The other guest, sitting sidewise on a stiff chair, his hand hanging over the back, his long legs crossed, was a young man, graceful, lean and shabby. He was clean-shaven, with brown skin and golden hair, an unruly lock lying athwart his forehead. His face, intent, alert, was veiled in an indolent nonchalance. He looked earnest, yet capricious, staunch, yet sensitive, and one felt that, conscious of these weaknesses, he tried to master or to hide them.

These three had known one another since childhood. Jack's family was old and rich; Mary's old and poor; Rose Packer's new and of fantastic wealth. Rose was a young woman of fashion and her whole aspect seemed to repudiate any closeness of tie between herself and Mary, who passed her time in caring for General Colton, her invalid father, attending committees, and, as a diversion, going to "sewing-circles" and symphony concerts; but she was fonder of Mary than of any one else in the world. Rose, who had, as it were, been brought up all over the world, divided her time now between two continents and quaintly diversified her dancing, hunting, yachting existence by the arduous study of biology. Jack, in appearance more ambiguous than either, looked neither useful nor ornamental; but, in point of fact, he was a much occupied person. He painted very seriously, was something of a scholar and devoted much of his time and most of his large fortune to intricate benevolences. His shabby clothes were assumed, like the air of indolence; his wealth irked him and, full of a democratic transcendentalism, he longed to efface all the signs that separated him from the average toiler. While Rose was quite ignorant of her own country west of the Atlantic seaboard, Jack had wandered North, South, West. As for Mary, she had hardly left Boston in her life, except to go to the Massachusetts coast in summer and to pay a rare visit now and then to New York. It was of such a visit that she had been talking to them and of the friend who, since her own return home only a few days before, had suffered a sudden bereavement in the death of her father. Jack Pennington, also a near friend of Imogen Upton's, had just come from New York, where he had been with her during the mournful ceremonies of death, and Mary Colton, after a little pause, had said, "I suppose she was very wonderful through it all."

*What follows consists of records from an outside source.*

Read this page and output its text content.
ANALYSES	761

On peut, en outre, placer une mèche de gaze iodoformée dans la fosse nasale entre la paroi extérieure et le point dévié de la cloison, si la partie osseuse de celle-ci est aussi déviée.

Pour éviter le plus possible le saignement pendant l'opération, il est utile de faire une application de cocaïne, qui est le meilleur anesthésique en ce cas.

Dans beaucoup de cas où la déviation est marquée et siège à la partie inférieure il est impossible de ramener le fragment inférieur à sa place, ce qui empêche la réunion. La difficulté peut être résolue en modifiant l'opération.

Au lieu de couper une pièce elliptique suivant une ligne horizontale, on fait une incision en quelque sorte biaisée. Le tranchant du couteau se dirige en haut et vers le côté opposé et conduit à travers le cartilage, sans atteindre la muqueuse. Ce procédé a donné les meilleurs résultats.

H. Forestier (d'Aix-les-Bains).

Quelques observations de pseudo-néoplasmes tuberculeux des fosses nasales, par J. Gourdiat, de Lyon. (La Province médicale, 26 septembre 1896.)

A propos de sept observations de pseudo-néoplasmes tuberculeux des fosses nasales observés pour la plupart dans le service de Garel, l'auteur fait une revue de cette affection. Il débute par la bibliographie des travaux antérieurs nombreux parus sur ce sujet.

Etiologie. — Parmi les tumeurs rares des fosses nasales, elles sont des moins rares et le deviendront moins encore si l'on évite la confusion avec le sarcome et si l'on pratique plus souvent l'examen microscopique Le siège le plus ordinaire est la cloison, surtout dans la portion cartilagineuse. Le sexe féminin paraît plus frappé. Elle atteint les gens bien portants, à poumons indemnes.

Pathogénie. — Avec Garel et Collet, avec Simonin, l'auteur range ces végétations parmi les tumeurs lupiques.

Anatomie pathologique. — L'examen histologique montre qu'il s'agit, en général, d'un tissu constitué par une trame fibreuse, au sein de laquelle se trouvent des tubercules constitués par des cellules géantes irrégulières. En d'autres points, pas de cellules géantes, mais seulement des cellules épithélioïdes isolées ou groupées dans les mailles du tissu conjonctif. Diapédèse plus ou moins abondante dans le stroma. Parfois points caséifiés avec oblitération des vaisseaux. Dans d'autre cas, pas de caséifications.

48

"She bore up very well," said Jack Pennington. "There would never be anything selfish in her grief."

"Never. And when one thinks what a grief it is. She is wonderful," said
Mary.

"You think every one wonderful, Molly," Rose Packer remarked, not at all aggressively, but with her air of quiet ill-temper.

"Mary's enthusiasm has hit the mark this time," said Pennington, casting a glance more scrutinizing than severe upon the girl.

"I really can't see it. Of course Imogen Upton is pretty—remarkably pretty—though I've always thought her nose too small; and she is certainly clever; but why should she be called wonderful?"

"I think it is her goodness, Rose," said Mary, with an air of gentle willingness to explain. "It's her radiant goodness. I know that Imogen has mastered philosophies, literatures, sciences—in so far as a young and very busy girl can master them, and that very wise men are glad to talk to her; but it's not of that one thinks—nor of her great beauty, either. Both seem taken up, absorbed in that selflessness, that loving-kindness, that's like a higher kind of cleverness—almost like a genius."

"She's not nearly so good as you are, Molly. And after all, what does she do, anyway?"

Mary kept her look of leniency, as if over the half-playful naughtinesses of a child. "She organizes and supports all sorts of charities, all sorts of reforms; she is the wisest, sweetest of hostesses; she takes care of her brother; she took care of her father;—she takes care of anybody who is in need or unhappy."